Schätzungen zufolge befinden sich noch etwa zwanzig Geiseln im Gazastreifen – von insgesamt rund fünfzig, die noch am Leben sind. In Israel wächst unterdessen der öffentliche Druck auf Netanjahu: Viele Angehörige der Geiseln befürchten, dass eine Ausweitung der Bodenoffensive deren Leben zusätzlich gefährden könnte. Besonders die Veröffentlichung eines Videos durch die Hamas, das die erschöpften Geiseln Eviatar David und Roma Braslevsky in einem kritischen Zustand zeigt, hat in der israelischen Gesellschaft für große Unruhe gesorgt.
Zwar gibt es keine verlässlichen Zahlen, doch Schätzungen zufolge sind in den vergangenen zwei Jahren der israelischen Offensive mehr als 50.000 Palästinenser ums Leben gekommen.
Netanjahu erklärte, die von der Hamas verbreiteten Videos zeigten, dass die Organisation kein echtes Interesse an einer Einigung habe:
„Sie wollen uns mit diesen entsetzlichen Videos und ihrer perfiden Propaganda brechen, die sie weltweit verbreiten“, sagte er. Einem Bericht von CNN zufolge steht der israelische Sicherheitsapparat einer Ausweitung der Bodenoffensive in den Gebieten, in denen Geiseln vermutet werden, kritisch gegenüber – aus Angst, deren Leben weiter zu gefährden.
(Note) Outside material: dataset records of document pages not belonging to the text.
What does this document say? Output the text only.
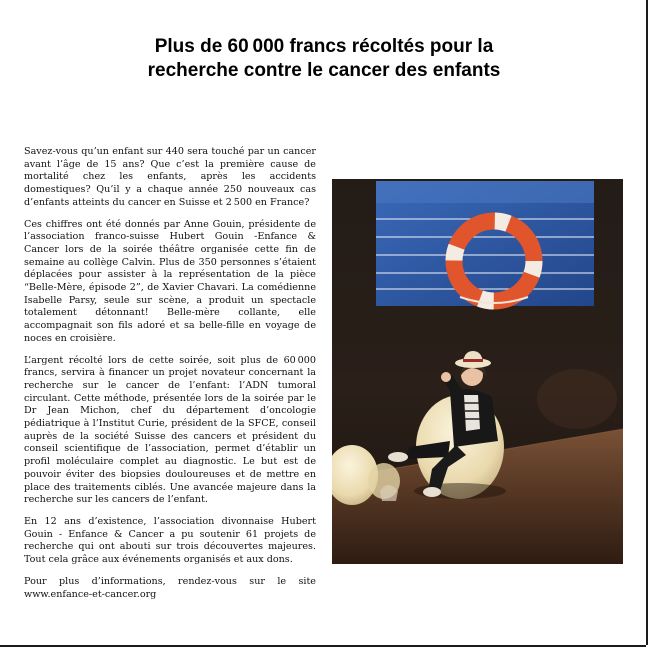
Plus de 60 000 francs récoltés pour la
recherche contre le cancer des enfants

Savez-vous qu’un enfant sur 440 sera touché par un cancer avant l’âge de 15 ans? Que c’est la première cause de mortalité chez les enfants, après les accidents domestiques? Qu’il y a chaque année 250 nouveaux cas d’enfants atteints du cancer en Suisse et 2 500 en France?

Ces chiffres ont été donnés par Anne Gouin, présidente de l’association franco-suisse Hubert Gouin -Enfance & Cancer lors de la soirée théâtre organisée cette fin de semaine au collège Calvin. Plus de 350 personnes s’étaient déplacées pour assister à la représentation de la pièce “Belle-Mère, épisode 2”, de Xavier Chavari. La comédienne Isabelle Parsy, seule sur scène, a produit un spectacle totalement détonnant! Belle-mère collante, elle accompagnait son fils adoré et sa belle-fille en voyage de noces en croisière.

L’argent récolté lors de cette soirée, soit plus de 60 000 francs, servira à financer un projet novateur concernant la recherche sur le cancer de l’enfant: l’ADN tumoral circulant. Cette méthode, présentée lors de la soirée par le Dr Jean Michon, chef du département d’oncologie pédiatrique à l’Institut Curie, président de la SFCE, conseil auprès de la société Suisse des cancers et président du conseil scientifique de l’association, permet d’établir un profil moléculaire complet au diagnostic. Le but est de pouvoir éviter des biopsies douloureuses et de mettre en place des traitements ciblés. Une avancée majeure dans la recherche sur les cancers de l’enfant.

En 12 ans d’existence, l’association divonnaise Hubert Gouin - Enfance & Cancer a pu soutenir 61 projets de recherche qui ont abouti sur trois découvertes majeures. Tout cela grâce aux événements organisés et aux dons.

Pour plus d’informations, rendez-vous sur le site www.enfance-et-cancer.org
Die israelische Koordinierungsstelle für Regierungsaktivitäten in den besetzten Gebieten (COGAT) teilte mit, dass künftig schrittweise und kontrolliert Hilfsgüter über lokale Händler in den Gazastreifen gelangen sollen. Ziel dieser Maßnahme sei es, die Menge an Hilfe zu erhöhen, gleichzeitig aber die Abhängigkeit von internationalen Organisationen wie den Vereinten Nationen zu verringern, berichtet Reuters.
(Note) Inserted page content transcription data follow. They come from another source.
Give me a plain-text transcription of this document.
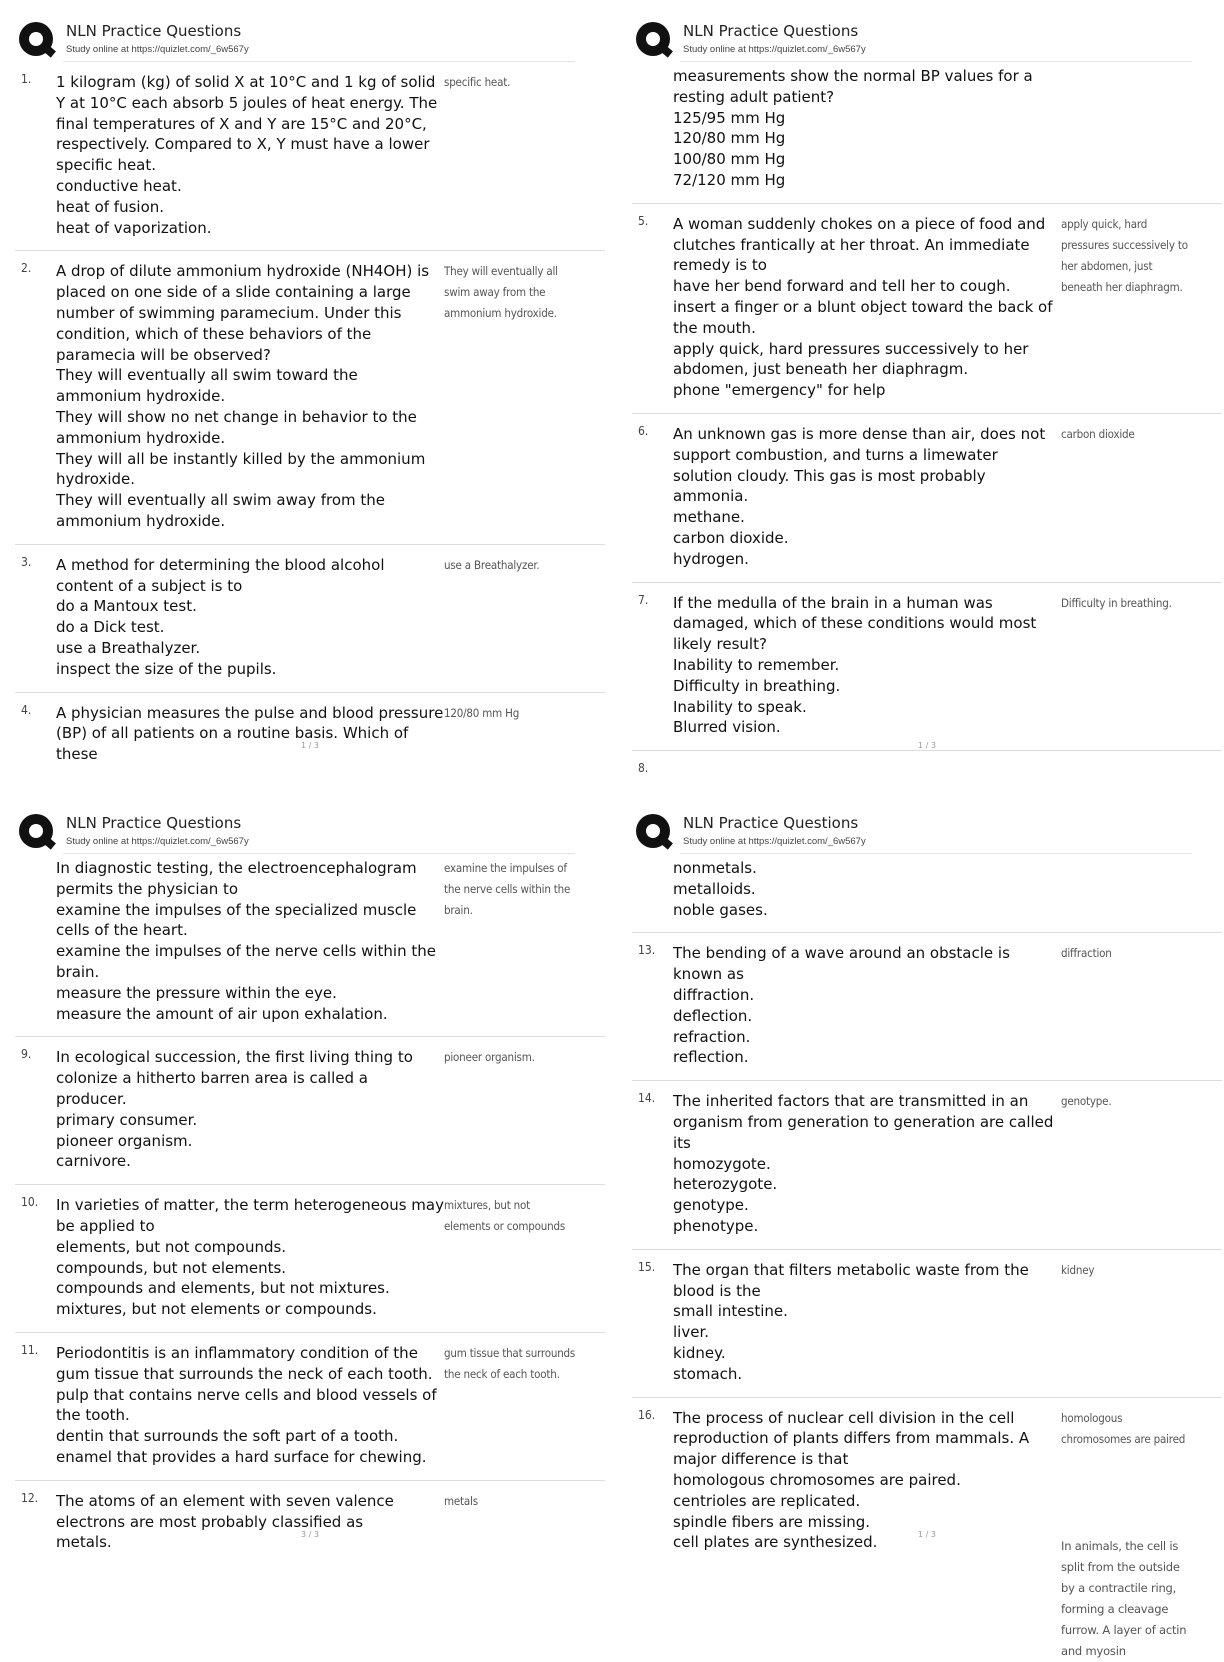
NLN Practice Questions
Study online at https://quizlet.com/_6w567y
1.	1 kilogram (kg) of solid X at 10°C and 1 kg of solid Y at 10°C each absorb 5 joules of heat energy. The final temperatures of X and Y are 15°C and 20°C, respectively. Compared to X, Y must have a lower
specific heat.
conductive heat.
heat of fusion.
heat of vaporization.
specific heat.
2.	A drop of dilute ammonium hydroxide (NH4OH) is placed on one side of a slide containing a large number of swimming paramecium. Under this condition, which of these behaviors of the paramecia will be observed?
They will eventually all swim toward the ammonium hydroxide.
They will show no net change in behavior to the ammonium hydroxide.
They will all be instantly killed by the ammonium hydroxide.
They will eventually all swim away from the ammonium hydroxide.
They will eventually all swim away from the ammonium hydroxide.
3.	A method for determining the blood alcohol content of a subject is to
do a Mantoux test.
do a Dick test.
use a Breathalyzer.
inspect the size of the pupils.
use a Breathalyzer.
4.	A physician measures the pulse and blood pressure (BP) of all patients on a routine basis. Which of these
120/80 mm Hg
1 / 3
NLN Practice Questions
Study online at https://quizlet.com/_6w567y
measurements show the normal BP values for a resting adult patient?
125/95 mm Hg
120/80 mm Hg
100/80 mm Hg
72/120 mm Hg
5.	A woman suddenly chokes on a piece of food and clutches frantically at her throat. An immediate remedy is to
have her bend forward and tell her to cough.
insert a finger or a blunt object toward the back of the mouth.
apply quick, hard pressures successively to her abdomen, just beneath her diaphragm.
phone "emergency" for help
apply quick, hard pressures successively to her abdomen, just beneath her diaphragm.
6.	An unknown gas is more dense than air, does not support combustion, and turns a limewater solution cloudy. This gas is most probably
ammonia.
methane.
carbon dioxide.
hydrogen.
carbon dioxide
7.	If the medulla of the brain in a human was damaged, which of these conditions would most likely result?
Inability to remember.
Difficulty in breathing.
Inability to speak.
Blurred vision.
Difficulty in breathing.
8.
1 / 3
NLN Practice Questions
Study online at https://quizlet.com/_6w567y
In diagnostic testing, the electroencephalogram permits the physician to
examine the impulses of the specialized muscle cells of the heart.
examine the impulses of the nerve cells within the brain.
measure the pressure within the eye.
measure the amount of air upon exhalation.
examine the impulses of the nerve cells within the brain.
9.	In ecological succession, the first living thing to colonize a hitherto barren area is called a
producer.
primary consumer.
pioneer organism.
carnivore.
pioneer organism.
10.	In varieties of matter, the term heterogeneous may be applied to
elements, but not compounds.
compounds, but not elements.
compounds and elements, but not mixtures.
mixtures, but not elements or compounds.
mixtures, but not elements or compounds
11.	Periodontitis is an inflammatory condition of the
gum tissue that surrounds the neck of each tooth.
pulp that contains nerve cells and blood vessels of the tooth.
dentin that surrounds the soft part of a tooth.
enamel that provides a hard surface for chewing.
gum tissue that surrounds the neck of each tooth.
12.	The atoms of an element with seven valence electrons are most probably classified as
metals.
metals
3 / 3
NLN Practice Questions
Study online at https://quizlet.com/_6w567y
nonmetals.
metalloids.
noble gases.
13.	The bending of a wave around an obstacle is known as
diffraction.
deflection.
refraction.
reflection.
diffraction
14.	The inherited factors that are transmitted in an organism from generation to generation are called its
homozygote.
heterozygote.
genotype.
phenotype.
genotype.
15.	The organ that filters metabolic waste from the blood is the
small intestine.
liver.
kidney.
stomach.
kidney
16.	The process of nuclear cell division in the cell reproduction of plants differs from mammals. A major difference is that
homologous chromosomes are paired.
centrioles are replicated.
spindle fibers are missing.
cell plates are synthesized.
homologous chromosomes are paired
In animals, the cell is split from the outside by a contractile ring, forming a cleavage furrow. A layer of actin and myosin
1 / 3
Laut COGAT gehören zu den genehmigten Waren Grundnahrungsmittel, Babynahrung, Obst, Gemüse und Hygieneartikel. Die Bezahlung soll ausschließlich über Banküberweisungen erfolgen und durch ein Kontrollsystem überwacht werden. Die israelischen Behörden behalten sich zudem das Recht vor, alle Lieferungen vor dem Einlass nach Gaza zu inspizieren.
Bislang war die Einfuhr von Hilfsgütern in den Gazastreifen ausschließlich über die Vereinten Nationen und andere internationale Organisationen möglich.
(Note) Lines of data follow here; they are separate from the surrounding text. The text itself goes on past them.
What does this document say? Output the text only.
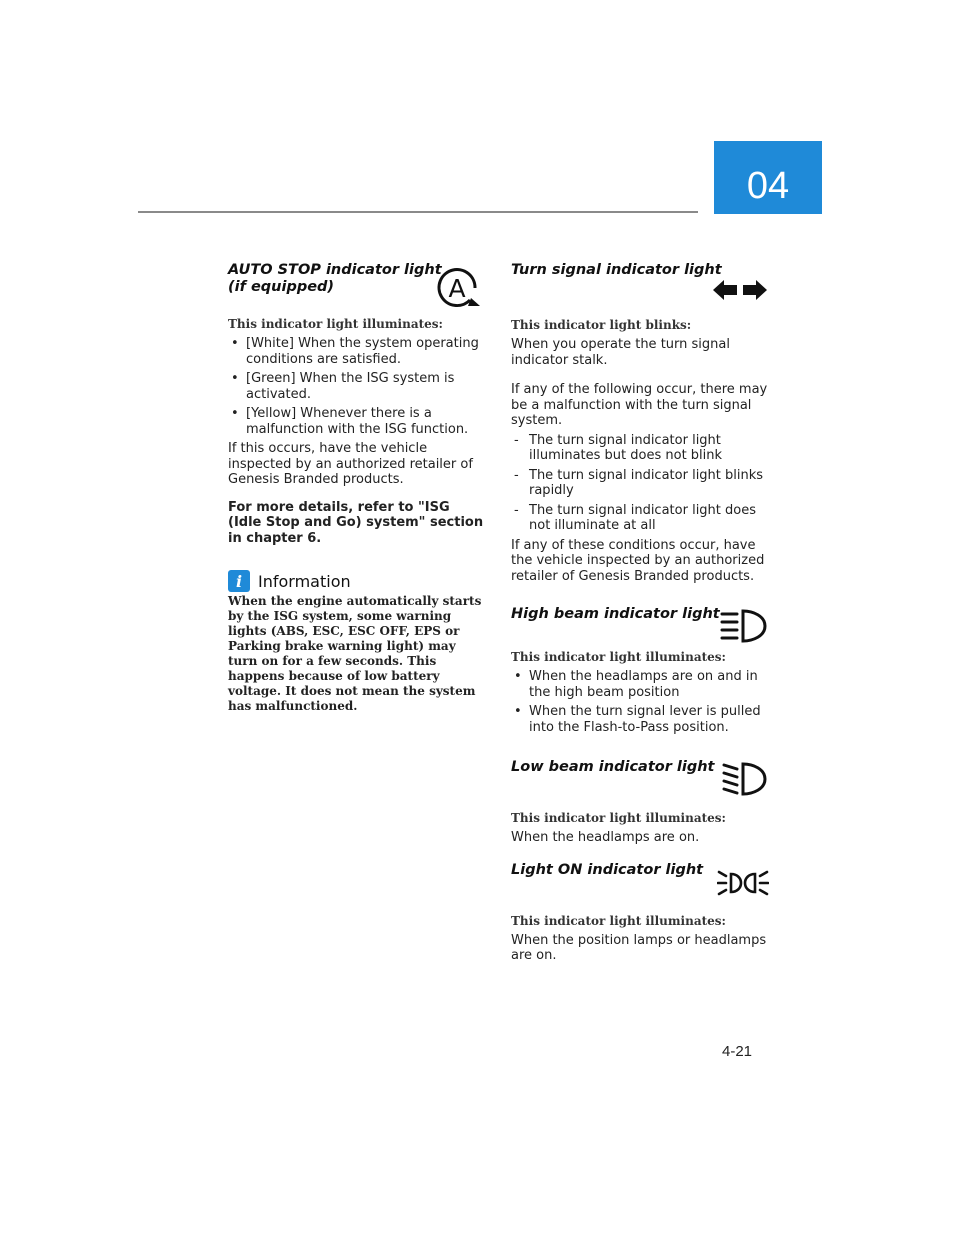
04
AUTO STOP indicator light
(if equipped)	A

This indicator light illuminates:

• [White] When the system operating conditions are satisfied.
• [Green] When the ISG system is activated.
• [Yellow] Whenever there is a malfunction with the ISG function.

If this occurs, have the vehicle inspected by an authorized retailer of Genesis Branded products.

For more details, refer to "ISG (Idle Stop and Go) system" section in chapter 6.

i Information

When the engine automatically starts by the ISG system, some warning lights (ABS, ESC, ESC OFF, EPS or Parking brake warning light) may turn on for a few seconds. This happens because of low battery voltage. It does not mean the system has malfunctioned.

Turn signal indicator light

This indicator light blinks:

When you operate the turn signal indicator stalk.

If any of the following occur, there may be a malfunction with the turn signal system.

- The turn signal indicator light illuminates but does not blink
- The turn signal indicator light blinks rapidly
- The turn signal indicator light does not illuminate at all

If any of these conditions occur, have the vehicle inspected by an authorized retailer of Genesis Branded products.

High beam indicator light

This indicator light illuminates:

• When the headlamps are on and in the high beam position
• When the turn signal lever is pulled into the Flash-to-Pass position.
Low beam indicator light

This indicator light illuminates:

When the headlamps are on.

Light ON indicator light

This indicator light illuminates:

When the position lamps or headlamps are on.

4-21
Die Entscheidung folgt auf eine Mitteilung der Hamas vom vergangenen Sonntag, wonach sie bereit sei, mit dem Roten Kreuz bei der Versorgung der Geiseln zu kooperieren – allerdings unter der Bedingung, dass Israel bestimmte Forderungen erfüllt.
Nach Angaben palästinensischer Behörden und der Vereinten Nationen werden täglich etwa 600 LKW-Ladungen an Hilfsgütern benötigt, um den humanitären Mindestbedarf im Gazastreifen zu decken.